It’s almost impossible to avoid the Man from the Barka (the Darling River) in this year’s Sydney Biennale. He greets you at the impressive Cutaway beneath Barangaroo’s artifical parkland with a mighty Ngatji – Rainbow Serpent – in stainless steel. At the Art Gallery of NSW his skill at lino-carving the curves of his riverine Country has survived a massive expansion taking up the whole of one side of the main hall and again in the Old Courts, where another is a backdrop to a flotilla of river craft by different First Nations clans.

This show ain’t called ‘rivus‘ – Latin for stream – for nothing.

But actually, the Badger’s finest current contribution to Sydney, which will survive long after a dozen Biennales have come and gone, is tucked away in Darlinghurst. But it’s well worth a visit. For the Ramsey Foundation – more associated with academic angst than Indigenous commissioning – has employed Bates to design ornamental gates to their recently opened HQ, in a former Christian Science church.

His magnificent response protects the three gaps between the church’s faux-Grecian columns, and offers that Ngatji again, the Barka itself – or is it a willy-willy carrying the legendary Seven Sisters skywards – and a clutch of Darling Lillies surmounted by totemic eagle and crow. Bates is an eagle. On the temple’s antechamber ceiling, he’s painted the heavens from a First Nations perspective – the Dark Emu prominent.

It’s a magnificent response to the City of Sydney’s requirement that Ramsey added something of cultural value to their repurposing of the temple. As ever, with something of this substance, it wasn’t a solo effort. But the essential blacksmithing by Matt Mewburn in an Everley forge served to bring back memories for the Badger of his Irish great-grandfather, Pappa George, who’s fiery work was so admired by the youngster 70 years ago. Bates also claimed an Everley connection: “Our people worked in the railway sheds there. This all made it so much easier to work out the transformation from image to 3D with Matt, and push the central gates up to 4.3metres”.
Inside, the Ramsey Foundation’s main foyer continues in Indigenous mode with wall-works by Julie Gough and Lorraine Connelley-Northey, and a line of Dilly Bags woven in “salvaged wool” by a relative, Lucy Williams Connelley.

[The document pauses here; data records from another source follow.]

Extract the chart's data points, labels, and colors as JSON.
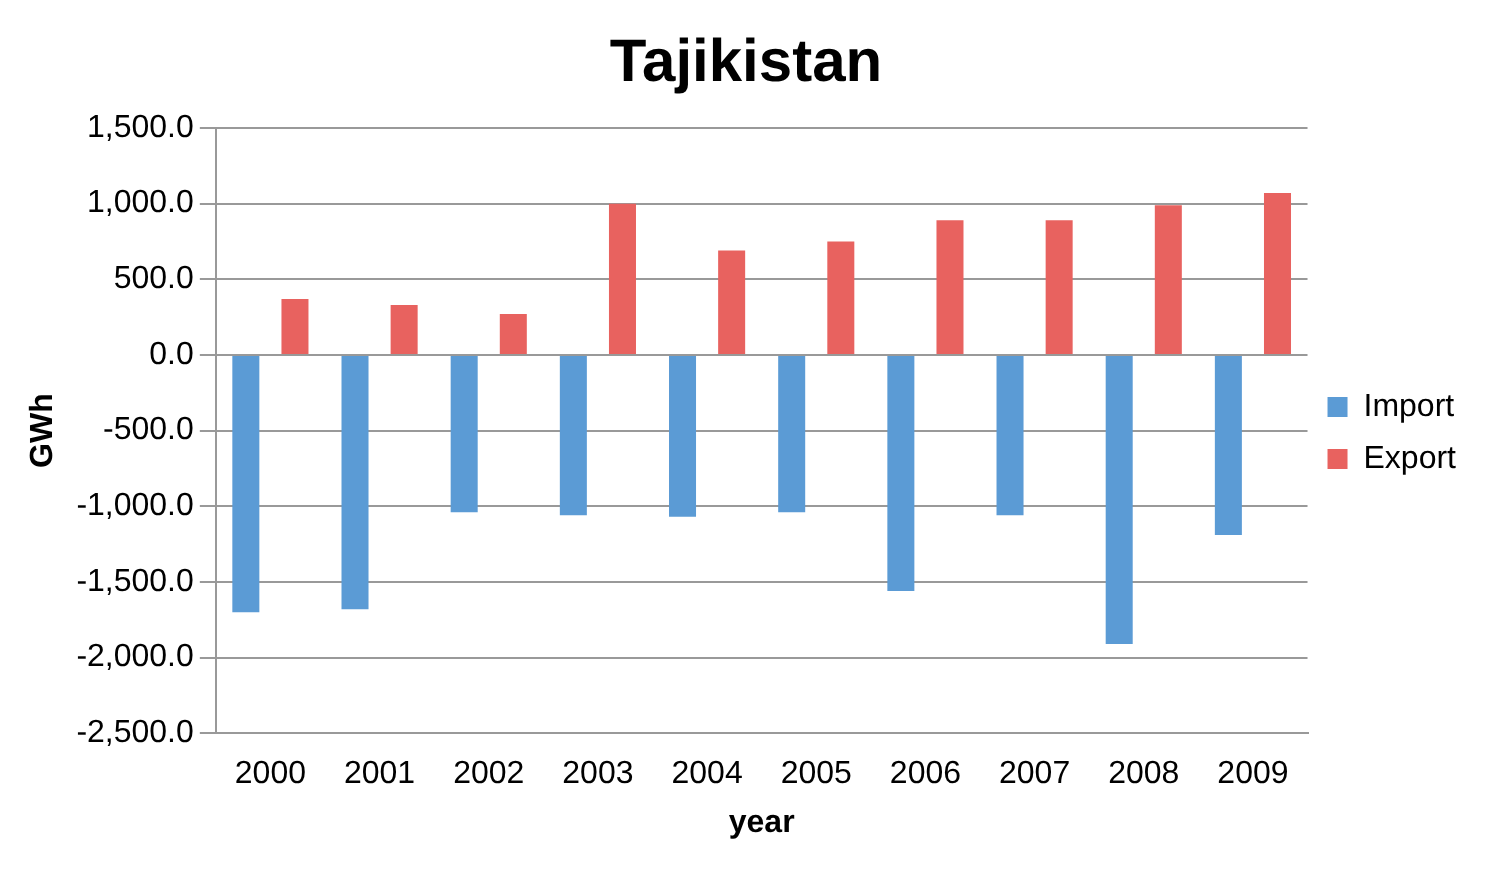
{
  "chart_data": {
    "type": "bar",
    "title": "Tajikistan",
    "xlabel": "year",
    "ylabel": "GWh",
    "categories": [
      "2000",
      "2001",
      "2002",
      "2003",
      "2004",
      "2005",
      "2006",
      "2007",
      "2008",
      "2009"
    ],
    "series": [
      {
        "name": "Import",
        "color": "#5b9bd5",
        "values": [
          -1700,
          -1680,
          -1040,
          -1060,
          -1070,
          -1040,
          -1560,
          -1060,
          -1910,
          -1190
        ]
      },
      {
        "name": "Export",
        "color": "#e8625f",
        "values": [
          370,
          330,
          270,
          1000,
          690,
          750,
          890,
          890,
          990,
          1070
        ]
      }
    ],
    "ylim": [
      -2500,
      1500
    ],
    "yticks": [
      {
        "value": -2500,
        "label": "-2,500.0"
      },
      {
        "value": -2000,
        "label": "-2,000.0"
      },
      {
        "value": -1500,
        "label": "-1,500.0"
      },
      {
        "value": -1000,
        "label": "-1,000.0"
      },
      {
        "value": -500,
        "label": "-500.0"
      },
      {
        "value": 0,
        "label": "0.0"
      },
      {
        "value": 500,
        "label": "500.0"
      },
      {
        "value": 1000,
        "label": "1,000.0"
      },
      {
        "value": 1500,
        "label": "1,500.0"
      }
    ],
    "grid": "y",
    "legend": "right"
  }
}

Apart from this Liverpool Street draw-card, surely the Biennale of Sydney’s big hit is the Barangaroo Cutaway. This massive cavity feels fully engaged for the first time, with one bamboo work by Sydney’s Cave Urban cooperative stretching its full length. Apart from the fine Bates/Mewburn Ngatji, a serious conceptual First Nations contribution comes from D Harding – the Gungalu/Bidjura artist who used to be known as Dale, but who now opts for the pronoun ‘they’. They have created a work which many will ignore, for its extensive recyclable cardboard surface appears almost untouched.

In fact, D walked its considerable length many times holding a wet brush, his constant pressure eventually capturing a faint simulacrum of Mimosa Creek on Country near Worrabinda, the former Queensland mission where his family live. The Creek has gone dry, and his Uncles Milton and Steve are keenly trying to revive it with a 200 km walk down to the Dawson River. Private landowners are reluctant to permit access and barbed wire fences don’t encourage visitation. “We need to get Aborigines back in touch with the country’s waterways”, D told the audience at a BOS opening weekend talk. “This Country has evidence of 19,000 years of understanding”.

Bringing conceptualism into the Herrmansberg School of painting might seem a stretch. But
the mob at Iltja Ntjarra in Mparntwe are doing their best to add spice to their familiar water-colours. How about taking a once bright red road-sign warning of roadwork ahead – a male figure in the act of digging – and have him excavate a serene Namatjira-style landscape. That’s what Selma Nunay Coulthard has done rather effectively – along with similar road-sign amendments by Vanessa and Dellina Inkamala, Betty and Marcus Wheeler and Mervyn Rubuntja.

A selling exhibition of similar works is at Cross Arts in Sydney’s Kings Cross until 15th April.

There’s more Indigenous politics as the BOS returns to Wharf 2/3 along Hickson Road. Now primarily a base for arts organisations, some of the timbered masterpiece has been reserved for displays. And the folks on the Torres Strait Islands want to remind us that they are often a lot closer to the rising seas than this elevated wharf is. Under the guidance of Yessie Mosby, they’ve accumulated multiple panels of protest material under the rubric, ‘Oceans Are Rising, So Are We’.

All grist to ‘rivus‘ mill – the environment is at the core of all Biennale artists’ contributions, which many may find clearer than some of the nebulous concepts supposedly guiding Biennales past. Perhaps there are a few too many retorts passing water to little purpose. But generally, across five venues featuring 330 artworks from eighty-nine participants, we are given pause for thought.